«Этот ребенок должен жить…» Записки Хелене Хольцман 1941–1944 | страница 67
Прошло несколько недель с того дня, как Эдвина вызывали в гестапо. Ничего не происходило. Я уже перестала было надеяться, но Долли была уверена в успехе: Раука у нее в руках, она вертит им как хочет. Он поможет, вот увидите, только обеспечит сам себе прикрытие.
Письма Лиды той поры трогают до слез. Она всей душой, страстно желала, чтобы Эдвин вышел на свободу, хотя, с другой стороны, жизнь свою без мужа не мыслила. Тем не менее она готова была на любые жертвы, только бы он не страдал слишком от их развода.

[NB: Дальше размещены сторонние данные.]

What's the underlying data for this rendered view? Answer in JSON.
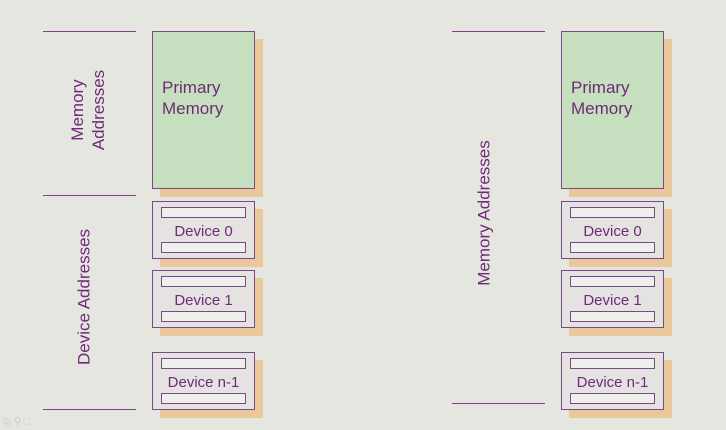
{
  "left": {
    "memory_label": "Memory\nAddresses",
    "device_label": "Device Addresses",
    "primary_memory": "Primary\nMemory",
    "devices": [
      "Device 0",
      "Device 1",
      "Device n-1"
    ]
  },
  "right": {
    "memory_label": "Memory Addresses",
    "primary_memory": "Primary\nMemory",
    "devices": [
      "Device 0",
      "Device 1",
      "Device n-1"
    ]
  },
  "colors": {
    "background": "#e6e6e1",
    "text": "#6f2a78",
    "line": "#8a3b8e",
    "memory_fill": "#c5dfbf",
    "shadow": "#e9c99c"
  }
}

Между тем из гетто смогли уйти еще несколько человек. Как-то вечером в начале января в нашем доме появились две молодые женщины. Скорее по их поведению, нежели по еврейской внешности, мы мгновенно поняли, кто они и откуда. Они же передали нам привет от стариков Цингхаусов, которые и дали им наш адрес. К счастью, пожилая пара, вопреки многочисленным лишениям, держалась в гетто удивительно бодро.
Их временно приютила литовка, фрау Бинкис[59], жившая одна с двумя дочерьми. Теперь женщины пытаются получить фальшивые документы и устроиться в провинции. И снова первый вопрос — ох, уж этот треклятый вопрос, вечно он не дает им, бедным, покоя: очень ли заметно, что они еврейки? Сразу ли заметно?
Вообще-то евреев узнавали не столько по внешности, сколько по характерному акценту, но здесь обеим бояться было нечего. Одна из них, Беба, из Риги, чисто говорила на хорошем русском, какой услышишь среди самых образованных людей. Вторая, Соня, училась в литовской гимназии, и ее произношение ничем не отличалось от произношения коренных литовцев. Профиль, конечно, мог выдать ее истинную национальность, однако она была светловолосая, с фиалковыми глазами, и если, как в тот день, когда она впервые появилась у нас, закутать ее в толстый пуховый платок, женщина легко сойдет за литовку.
Беба, напротив, была брюнеткой, однако ее лицо не носило никаких типично еврейских черт. В ее фигуре, даже закутанной в несколько слоев одежды, угадывалась природная элегантность. Нет, крестьянки из нее не выйдет, не похожа, совсем не то. Сейчас, с непокрытой головой, с ее печальными, полными горести светло-серыми глазами она напоминает Скорбящую Богородицу, Матерь Долороса.
Начало их новой жизни было положено. Браво! Экзамен выдержан! Но пока что нам нечего было им предложить. Приходите в ближайшее время, вечером. Пришли, уже как старые друзья. И долго рассказывали о неимоверных бедах, свалившихся на их голову. Теперь им необходимо было вырваться из этого круга несчастий.